O Presidente da República decidiu esta quinta-feira devolver a lei que prevê a inseminação pós-morte ao parlamento, pedindo que sejam revistas as disposições sucessórias.

Marcelo Rebelo de Sousa tem dúvidas relativas ao direito sucessório previsto no decreto: "A questão da inseminação post mortem, suscita questões no plano do direito sucessório que o decreto não prevê, uma vez que não é acompanhada da revisão, nem assegurada a sua articulação, com as disposições aplicáveis em sede do Código Civil, o que pode gerar incerteza jurídica, indesejável em matéria tão sensível", pode ler-se na nota presidencial.

Na mensagem dirigida à Assembleia da República a propósito deste veto, divulgada no sítio oficial da Presidência da República na Internet, o chefe de Estado pede aos deputados que reconsiderem as disposições nestes domínios "designadamente à luz do princípio da segurança jurídica e no contexto sistemático das demais normas relevantes do ordenamento jurídico nacional em matéria sucessória".

Marcelo Rebelo de Sousa refere na mensagem dirigida ao presidente da Assembleia da República, Eduardo Ferro Rodrigues, que este decreto procede "ao alargamento da inseminação 'post-mortem', até agora permitida apenas com transferência de embrião do casal progenitor".A lei aprovada na Assembleia da República estipula que uma mulher que pretenda ficar grávida do marido que já morreu, e que tenha deixado sémen reservado, pode fazê-lo no prazo de três anos.

Por outro lado, o chefe de Estado assinala que "o decreto estabelece uma norma transitória, que determina que a possibilidade de inseminação 'post mortem' com sémen do marido ou do unido de facto é aplicável aos casos em que, antes da entrada em vigor da lei, se verificou a existência de um projeto parental claramente consentido e estabelecido".

Marcelo Rebelo de Sousa afirma que essa aplicação retroativa é permitida "sem que, para garantia da segurança jurídica, se assegure que foi livre, esclarecido, de forma expressa e por escrito, sem violação das disposições legais atualmente em vigor, e que o apuramento da existência desse projeto parental claramente consentido e estabelecido inclui a vontade inequívoca de abranger os seus efeitos sucessórios".

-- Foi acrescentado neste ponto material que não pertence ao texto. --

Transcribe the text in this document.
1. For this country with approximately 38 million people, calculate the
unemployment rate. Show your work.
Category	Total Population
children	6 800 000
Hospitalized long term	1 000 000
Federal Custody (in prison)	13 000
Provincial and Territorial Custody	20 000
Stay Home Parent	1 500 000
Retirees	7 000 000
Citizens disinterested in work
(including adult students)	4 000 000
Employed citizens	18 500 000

Deste modo, devolvo, sem promulgação, o decreto da Assembleia da República n.º 128/XIV, para que a Assembleia da República possa ponderar as soluções ali consagradas, nos domínios acima especificados, designadamente à luz do princípio da segurança jurídica e no contexto sistemático das demais normas relevantes do ordenamento jurídico nacional em matéria sucessória", conclui.

O Parlamento aprovou a lei no passado dia 25 de março. Na votação final global, o diploma teve os votos a favor do PS, Bloco de Esquerda, PCP, PAN, Verdes, Iniciativa Liberal e as duas deputadas não inscritas Joacine Katar Moreira (ex-Livre) e Cristina Rodrigues (ex-PAN). O PSD, CDS-PP e Chega votaram contra. Abstiveram-se cinco deputados do PS - Euridíce Pereira, Bruno Aragão, Filipe Neto Brandão, Porfírio Silva e Fernando Anastácio.

O projeto para consagrar a inseminação post mortem na lei da Procriação Medicamente Assistida (PMA) teve origem numa iniciativa legislativa de cidadãos, lançada por uma mulher que queria engravidar do marido, mas que já morreu.

A lei admite a inseminação no caso de casais em que o homem está vivo, tendo de assinar uma declaração de consentimento para a utilização do seu sémen após a sua morte e também para os casos em que o marido ou companheiro em união de facto tenha morrido, mas que tinha planos para ter uma criança com a mulher.

Essa mulher é Ângela Ferreira, que perdeu o marido, Hugo, em 2019. A TVI acompanhou desde o início o processo, através da reportagem "Amor Sem Fim".

A inseminação ‘post mortem’ pode acontecer se o homem tiver deixado instruções clara nesse sentido ou se a mulher provar a “existência de um projeto parental claramente consentido e estabelecido”, segundo o texto da lei consensualizado entre os partidos no parlamento.